Sometimes we might think of trials as pitfalls when, in fact, they may be the very things that help us stay on course. President Eyring taught us that none of us is exempt from trials and challenges. He helps us to understand that “we all must deal with adversity” (“Adversity,” Ensign, May 2009, 23), and that even though trials aren’t something we seek after, they are times when we can exercise our faith and grow from the experiences. He also taught us that we have to learn to get through the trials, that there are lessons to be learned, and that we can’t bypass or skip certain parts of the race because they are unpleasant. During these times we need to pray like Nephi for our strength to be increased to get through and to learn the needed lessons the trial affords.
Knowing that our destination is the greatest gift that we can receive, we must be faithful and press on in order to achieve our goal. President Dieter F. Uchtdorf urged us to remember that the gospel of Jesus Christ is the answer to our problems and challenges and that we must continue faithful:
Brothers and sisters, we have to stay with it. We don’t acquire eternal life in a sprint—this is a race of endurance. We have to apply and reapply the divine gospel principles. Day after day we need to make them part of our normal life. [“The Way of the Disciple,” Ensign, May 2009, 76]

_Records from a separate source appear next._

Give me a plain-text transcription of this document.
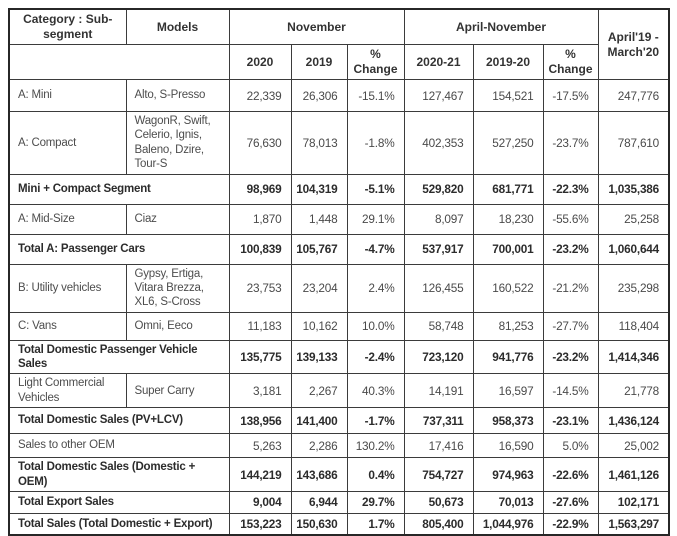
Category : Sub-segment	Models	November			April-November			April'19 - March'20
		2020	2019	% Change	2020-21	2019-20	% Change	
A: Mini	Alto, S-Presso	22,339	26,306	-15.1%	127,467	154,521	-17.5%	247,776
A: Compact	WagonR, Swift, Celerio, Ignis, Baleno, Dzire, Tour-S	76,630	78,013	-1.8%	402,353	527,250	-23.7%	787,610
Mini + Compact Segment		98,969	104,319	-5.1%	529,820	681,771	-22.3%	1,035,386
A: Mid-Size	Ciaz	1,870	1,448	29.1%	8,097	18,230	-55.6%	25,258
Total A: Passenger Cars		100,839	105,767	-4.7%	537,917	700,001	-23.2%	1,060,644
B: Utility vehicles	Gypsy, Ertiga, Vitara Brezza, XL6, S-Cross	23,753	23,204	2.4%	126,455	160,522	-21.2%	235,298
C: Vans	Omni, Eeco	11,183	10,162	10.0%	58,748	81,253	-27.7%	118,404
Total Domestic Passenger Vehicle Sales		135,775	139,133	-2.4%	723,120	941,776	-23.2%	1,414,346
Light Commercial Vehicles	Super Carry	3,181	2,267	40.3%	14,191	16,597	-14.5%	21,778
Total Domestic Sales (PV+LCV)		138,956	141,400	-1.7%	737,311	958,373	-23.1%	1,436,124
Sales to other OEM		5,263	2,286	130.2%	17,416	16,590	5.0%	25,002
Total Domestic Sales (Domestic + OEM)		144,219	143,686	0.4%	754,727	974,963	-22.6%	1,461,126
Total Export Sales		9,004	6,944	29.7%	50,673	70,013	-27.6%	102,171
Total Sales (Total Domestic + Export)		153,223	150,630	1.7%	805,400	1,044,976	-22.9%	1,563,297
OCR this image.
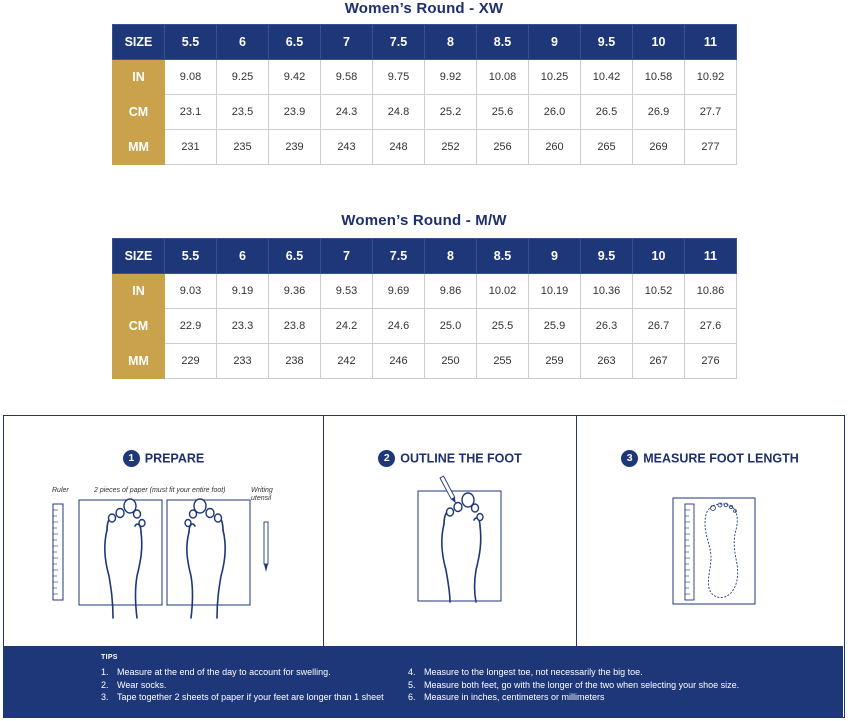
Women’s Round - XW
SIZE	5.5	6	6.5	7	7.5	8	8.5	9	9.5	10	11
IN	9.08	9.25	9.42	9.58	9.75	9.92	10.08	10.25	10.42	10.58	10.92
CM	23.1	23.5	23.9	24.3	24.8	25.2	25.6	26.0	26.5	26.9	27.7
MM	231	235	239	243	248	252	256	260	265	269	277
Women’s Round - M/W
SIZE	5.5	6	6.5	7	7.5	8	8.5	9	9.5	10	11
IN	9.03	9.19	9.36	9.53	9.69	9.86	10.02	10.19	10.36	10.52	10.86
CM	22.9	23.3	23.8	24.2	24.6	25.0	25.5	25.9	26.3	26.7	27.6
MM	229	233	238	242	246	250	255	259	263	267	276
1 PREPARE
Ruler	2 pieces of paper (must fit your entire foot)	Writing utensil
2 OUTLINE THE FOOT	3 MEASURE FOOT LENGTH
TIPS
1. Measure at the end of the day to account for swelling.
2. Wear socks.
3. Tape together 2 sheets of paper if your feet are longer than 1 sheet
4. Measure to the longest toe, not necessarily the big toe.
5. Measure both feet, go with the longer of the two when selecting your shoe size.
6. Measure in inches, centimeters or millimeters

I live in a community where many of my dear friends are dealing with physical challenges of varying types and degrees—the kind of trials that most of us may eventually have to accept as we progress into the twilight of our lives. I am impressed and humbled to observe that in spite of their challenges, they continue constant in their race along the course, always focused on the finish line. These experienced ones have the wisdom to know “that the race is not to the swift, nor the battle to the strong” (Ecclesiastes 9:11). My seasoned senior friends and neighbors are noble examples of those who continue fighting a good fight, pressing forward to finish their course, and keeping the faith (see 2 Timothy 4:7).
In the history of the Indy 500, there has only been one winner each year. Fortunately that isn’t true in the race of life. In our race, the winners’ circle is not limited to just one person; in fact, the circle will expand to encompass all those who finish the race. My brothers and sisters, my testimony to you today is that our Heavenly Father has a perfect plan for us. His plan is for all of us to live eternally with Him. We have qualified for the race of this earth life and, though the race course may at times be rough and obstacles may get in our way, we each must navigate our own course successfully. It is up to us to exercise our faith, follow the flags and warnings that He provides, and keep moving toward the finish line. Keep moving, brothers and sisters. Watch for the flags along the way. If you heed their messages of warning and encouragement and apply them in your lives, you will cross the finish line—you will achieve the prize. In the name of Jesus Christ, amen.
Lynnette B. Erickson was a BYU associate professor of teacher education when this devotional address was given on 30 June 2009.